Media Nearly Silent as ObamaCare Proponents Drop Deficit, Cost Savings Claims

August 24th, 2010 2:13 PM

It has now been five days since Politico's Ben Smith published a powerpoint presentation created by an amalgamation of powerful left wing interest groups, conceding that two of the central arguments for passing ObamaCare - that it will lower the deficit and will reduce health care costs - have failed.

For a group of organizations integral to the passage of the law, that was a stunning admission. And yet, the mainstream press is nearly silent on the issue. Searches on Nexis and Google News reveal no coverage from the major television networks, the cable news channels (with the exception of Fox), the New York Times, the Los Angeles Times, USA Today, NPR, PBS, or Newsweek. To their credit, Time Magazine and the Washington Post published a blog post each on the revelation.

Even while discussing ObamaCare and its potential effects on the deficit and health care costs, some media outlets managed to avoid any mention of a fact Democrats now seem to be conceding: "the White House's first and most aggressive sales pitch have essentially failed," as Smith notes.

The powerpoint, created by an umbrella organization called the Herndon Alliance - which includes left-wing power brokers such as the SEIU, MoveOn, La Raza, and the Center for American Progress - specifically instructs those still trying to sell ObamaCare to the American public to avoid claiming "the law will reduce costs and deficits."

Of course those paying attention already knew that.
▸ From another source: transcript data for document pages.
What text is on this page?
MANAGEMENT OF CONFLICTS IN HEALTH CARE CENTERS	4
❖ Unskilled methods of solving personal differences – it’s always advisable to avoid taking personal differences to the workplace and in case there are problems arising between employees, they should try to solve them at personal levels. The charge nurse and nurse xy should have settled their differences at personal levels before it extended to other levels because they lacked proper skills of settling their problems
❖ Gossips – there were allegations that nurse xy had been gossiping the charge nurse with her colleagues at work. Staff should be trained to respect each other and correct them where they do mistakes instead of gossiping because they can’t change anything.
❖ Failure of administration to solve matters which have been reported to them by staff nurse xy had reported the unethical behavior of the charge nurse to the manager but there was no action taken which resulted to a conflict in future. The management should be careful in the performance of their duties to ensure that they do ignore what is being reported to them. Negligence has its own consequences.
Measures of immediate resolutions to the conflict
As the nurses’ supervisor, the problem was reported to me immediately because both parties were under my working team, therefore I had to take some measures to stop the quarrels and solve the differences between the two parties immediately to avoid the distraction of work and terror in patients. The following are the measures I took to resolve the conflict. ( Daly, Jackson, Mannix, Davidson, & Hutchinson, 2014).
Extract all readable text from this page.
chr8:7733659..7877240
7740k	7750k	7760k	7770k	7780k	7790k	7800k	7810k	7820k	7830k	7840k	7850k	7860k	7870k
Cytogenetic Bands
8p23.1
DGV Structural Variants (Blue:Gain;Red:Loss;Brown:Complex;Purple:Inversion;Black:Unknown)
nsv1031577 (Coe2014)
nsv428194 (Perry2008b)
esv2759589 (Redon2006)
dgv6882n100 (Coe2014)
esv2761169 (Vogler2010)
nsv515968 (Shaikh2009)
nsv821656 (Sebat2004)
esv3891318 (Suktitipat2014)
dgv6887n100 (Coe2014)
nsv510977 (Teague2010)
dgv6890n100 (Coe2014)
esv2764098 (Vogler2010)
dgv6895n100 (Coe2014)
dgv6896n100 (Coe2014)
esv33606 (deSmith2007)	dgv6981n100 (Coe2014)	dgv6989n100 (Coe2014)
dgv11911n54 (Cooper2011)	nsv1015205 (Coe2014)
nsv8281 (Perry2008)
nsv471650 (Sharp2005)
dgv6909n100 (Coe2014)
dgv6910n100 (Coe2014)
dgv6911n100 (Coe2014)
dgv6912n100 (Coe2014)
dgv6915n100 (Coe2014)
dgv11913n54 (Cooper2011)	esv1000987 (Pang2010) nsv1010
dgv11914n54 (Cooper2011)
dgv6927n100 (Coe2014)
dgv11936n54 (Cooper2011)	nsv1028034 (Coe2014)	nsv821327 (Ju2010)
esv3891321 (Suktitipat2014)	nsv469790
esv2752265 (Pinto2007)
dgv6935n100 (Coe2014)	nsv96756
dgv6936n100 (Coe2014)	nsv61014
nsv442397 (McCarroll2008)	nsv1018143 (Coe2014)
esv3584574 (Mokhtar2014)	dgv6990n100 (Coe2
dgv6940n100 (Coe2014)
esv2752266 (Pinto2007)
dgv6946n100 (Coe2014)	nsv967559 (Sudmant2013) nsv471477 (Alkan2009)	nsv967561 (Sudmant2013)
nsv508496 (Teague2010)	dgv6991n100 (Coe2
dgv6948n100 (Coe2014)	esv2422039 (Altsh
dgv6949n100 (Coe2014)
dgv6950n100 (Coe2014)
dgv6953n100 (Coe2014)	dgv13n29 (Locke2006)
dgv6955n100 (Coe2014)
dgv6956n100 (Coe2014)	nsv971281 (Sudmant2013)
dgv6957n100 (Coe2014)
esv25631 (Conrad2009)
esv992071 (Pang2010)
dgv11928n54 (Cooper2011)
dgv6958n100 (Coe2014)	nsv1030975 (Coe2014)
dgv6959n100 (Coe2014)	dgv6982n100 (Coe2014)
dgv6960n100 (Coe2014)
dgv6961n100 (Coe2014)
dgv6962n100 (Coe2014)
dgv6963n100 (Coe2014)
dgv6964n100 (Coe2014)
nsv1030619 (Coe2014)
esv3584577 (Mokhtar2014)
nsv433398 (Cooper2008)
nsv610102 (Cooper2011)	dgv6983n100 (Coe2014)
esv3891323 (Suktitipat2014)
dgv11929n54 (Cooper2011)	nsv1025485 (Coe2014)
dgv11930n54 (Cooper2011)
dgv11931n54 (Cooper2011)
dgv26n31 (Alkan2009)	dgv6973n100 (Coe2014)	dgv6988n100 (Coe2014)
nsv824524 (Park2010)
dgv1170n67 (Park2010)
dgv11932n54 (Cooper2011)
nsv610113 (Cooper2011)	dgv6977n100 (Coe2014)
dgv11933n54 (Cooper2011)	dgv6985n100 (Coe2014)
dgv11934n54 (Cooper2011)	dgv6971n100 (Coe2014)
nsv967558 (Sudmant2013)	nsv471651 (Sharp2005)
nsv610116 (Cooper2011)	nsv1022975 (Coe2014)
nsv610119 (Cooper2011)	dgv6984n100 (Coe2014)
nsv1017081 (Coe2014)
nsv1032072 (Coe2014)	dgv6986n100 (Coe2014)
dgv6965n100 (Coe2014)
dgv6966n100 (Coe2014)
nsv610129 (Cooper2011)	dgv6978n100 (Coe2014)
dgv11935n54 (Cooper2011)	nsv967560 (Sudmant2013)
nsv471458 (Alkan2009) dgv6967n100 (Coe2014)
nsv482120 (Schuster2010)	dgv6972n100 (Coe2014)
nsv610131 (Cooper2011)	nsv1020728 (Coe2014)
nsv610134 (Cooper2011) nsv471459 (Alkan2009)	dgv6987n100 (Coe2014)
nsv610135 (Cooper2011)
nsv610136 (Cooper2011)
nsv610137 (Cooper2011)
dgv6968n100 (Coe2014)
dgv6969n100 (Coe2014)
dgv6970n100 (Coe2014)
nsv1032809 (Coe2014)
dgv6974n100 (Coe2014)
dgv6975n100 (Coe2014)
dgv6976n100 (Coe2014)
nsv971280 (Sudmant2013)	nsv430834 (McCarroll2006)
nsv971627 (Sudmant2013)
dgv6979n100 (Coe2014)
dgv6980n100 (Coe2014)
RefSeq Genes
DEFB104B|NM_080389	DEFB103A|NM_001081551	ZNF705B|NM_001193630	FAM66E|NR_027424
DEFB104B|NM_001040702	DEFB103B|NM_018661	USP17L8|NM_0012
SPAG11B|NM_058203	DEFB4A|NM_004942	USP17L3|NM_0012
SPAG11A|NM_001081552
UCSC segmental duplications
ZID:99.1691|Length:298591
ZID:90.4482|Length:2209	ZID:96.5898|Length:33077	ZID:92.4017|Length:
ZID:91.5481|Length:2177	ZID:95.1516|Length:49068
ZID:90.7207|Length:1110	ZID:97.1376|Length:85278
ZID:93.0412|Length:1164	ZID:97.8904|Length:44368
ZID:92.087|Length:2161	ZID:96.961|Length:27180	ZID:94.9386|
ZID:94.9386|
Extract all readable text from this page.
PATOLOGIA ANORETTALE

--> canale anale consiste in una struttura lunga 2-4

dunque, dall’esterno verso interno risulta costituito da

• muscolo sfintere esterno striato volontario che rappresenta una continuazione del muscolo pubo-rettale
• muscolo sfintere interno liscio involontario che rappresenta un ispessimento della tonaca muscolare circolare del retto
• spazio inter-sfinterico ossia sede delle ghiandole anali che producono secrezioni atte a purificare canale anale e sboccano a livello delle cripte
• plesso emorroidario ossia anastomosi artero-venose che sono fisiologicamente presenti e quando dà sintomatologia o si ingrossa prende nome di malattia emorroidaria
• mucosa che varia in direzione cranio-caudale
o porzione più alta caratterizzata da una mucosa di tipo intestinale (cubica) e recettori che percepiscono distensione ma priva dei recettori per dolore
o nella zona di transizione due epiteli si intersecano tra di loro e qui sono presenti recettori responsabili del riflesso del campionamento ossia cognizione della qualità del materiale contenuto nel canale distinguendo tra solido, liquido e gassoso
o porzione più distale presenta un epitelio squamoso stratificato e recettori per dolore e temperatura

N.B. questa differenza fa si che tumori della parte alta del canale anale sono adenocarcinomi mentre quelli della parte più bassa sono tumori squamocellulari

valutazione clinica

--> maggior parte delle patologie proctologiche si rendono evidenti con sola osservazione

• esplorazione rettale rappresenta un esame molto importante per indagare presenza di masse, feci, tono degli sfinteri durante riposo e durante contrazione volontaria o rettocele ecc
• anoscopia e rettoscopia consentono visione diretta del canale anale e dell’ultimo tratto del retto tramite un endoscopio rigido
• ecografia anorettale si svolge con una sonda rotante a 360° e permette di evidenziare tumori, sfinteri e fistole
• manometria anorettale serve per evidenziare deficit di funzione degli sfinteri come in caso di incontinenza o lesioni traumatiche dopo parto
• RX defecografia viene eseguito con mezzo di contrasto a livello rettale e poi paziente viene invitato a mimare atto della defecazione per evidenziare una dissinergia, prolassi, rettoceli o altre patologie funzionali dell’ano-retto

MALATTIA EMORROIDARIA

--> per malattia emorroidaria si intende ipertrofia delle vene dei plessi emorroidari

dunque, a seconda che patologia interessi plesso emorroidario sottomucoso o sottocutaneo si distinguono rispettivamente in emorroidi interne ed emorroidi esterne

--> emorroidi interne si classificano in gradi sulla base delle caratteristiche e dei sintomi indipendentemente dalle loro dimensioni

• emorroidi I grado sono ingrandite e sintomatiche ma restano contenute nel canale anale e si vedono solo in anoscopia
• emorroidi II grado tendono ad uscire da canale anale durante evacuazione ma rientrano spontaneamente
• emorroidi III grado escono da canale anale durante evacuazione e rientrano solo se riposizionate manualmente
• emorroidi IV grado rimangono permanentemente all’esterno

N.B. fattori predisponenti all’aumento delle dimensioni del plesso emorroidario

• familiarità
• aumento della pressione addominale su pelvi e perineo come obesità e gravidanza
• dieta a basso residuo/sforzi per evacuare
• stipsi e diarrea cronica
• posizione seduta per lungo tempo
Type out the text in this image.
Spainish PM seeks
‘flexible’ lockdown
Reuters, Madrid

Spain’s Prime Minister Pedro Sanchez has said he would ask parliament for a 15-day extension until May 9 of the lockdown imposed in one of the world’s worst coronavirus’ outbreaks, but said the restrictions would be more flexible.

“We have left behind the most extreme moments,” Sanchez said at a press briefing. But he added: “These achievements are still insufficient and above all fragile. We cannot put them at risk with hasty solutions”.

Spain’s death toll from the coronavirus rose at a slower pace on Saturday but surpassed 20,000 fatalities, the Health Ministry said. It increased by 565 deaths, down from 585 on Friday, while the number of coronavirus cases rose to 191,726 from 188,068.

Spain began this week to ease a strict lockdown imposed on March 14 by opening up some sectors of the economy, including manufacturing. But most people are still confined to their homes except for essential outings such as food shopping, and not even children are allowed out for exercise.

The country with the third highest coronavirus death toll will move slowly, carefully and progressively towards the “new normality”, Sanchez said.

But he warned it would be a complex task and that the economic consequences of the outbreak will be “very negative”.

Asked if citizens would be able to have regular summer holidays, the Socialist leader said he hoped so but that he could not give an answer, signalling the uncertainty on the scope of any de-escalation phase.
Even the White House's own Medicare Actuary has acknowledged that ObamaCare will increase, not reduce, the amount the nation spends on health care over the law's first 10 years. Optimistic projections beyond the 10 year window "may be unrealistic," the Actuary stated (pdf).

Not only will the bill raise the amount the nation as a whole spends on health care, it will also raise individual Americans' insurance premiums, according to the Congressional Budget Office. Senate Democratic Whip Dick Durbin concurred with that assessment.

Neither will the law reduce the federal deficit. Once one strips away all of the accounting tricks and budgetary gimmicks, one finds, in the words of the former CBO director Douglas Holtz-Eakin, "The health care reform legislation would raise, not lower, federal deficits, by $562 billion."

So the liberal organization's admission that controlling costs and trimming the deficits are rhetorical dead ends when it comes to selling ObamaCare is hardly a surprise. To say otherwise would contradict the facts, and Americans are not stupid.

The group also recommended that ObamaCare's remaining proponents stop trying to sell the law as an undeniable success. Instead, the presentation suggests they tell skeptical voters that "The law is not perfect, but it does good things and helps many people. Now we'll work to improve it." (Emphasis in the original.)

Byron York explains the significance of Herdon's recommendations:

It's a stunning about-face for a party that saw national health care as its signature accomplishment. "This is the first time we've seen from Democrats that they clearly understand they have a serious problem in terms of selling this legislation," says Republican pollster David Winston.

The reluctance to defend Obamacare as a cost-cutter and deficit-reducer is particularly telling. Wasn't that the No. 1 reason for passing the bill in the first place? "This legislation will ... lower costs for families and for businesses and for the federal government, reducing our deficit by over $1 trillion in the next two decades," President Obama said when he signed the bill into law on March 23. Now, Democrats are throwing that argument out the window...

The story might be even worse than that for Democrats. Everyone knows the public's top issue is the economy. It has been since before Obama took office. So when the president and Democratic congressional leadership devoted a year to passing national health care, Republicans charged they were ignoring the public's wishes. Now, when Democrats admit that Obamacare won't cut costs or reduce deficits, they open themselves up to a more serious charge: they spent a year working on something that will actually cost jobs and make things worse.

The liberal interest group coalition's recommendations speak volumes about the political and policy failures of the administration and the Democratic Party's congressional leadership. And yet virtually all major media players are silent on the admission.

Democrats are making a key shift in strategy in their efforts to sell ObamaCare to a skeptical public, but if you get your news from most of the nation's major news outlets, you are most likely unaware of that fact, or its implications for the policy.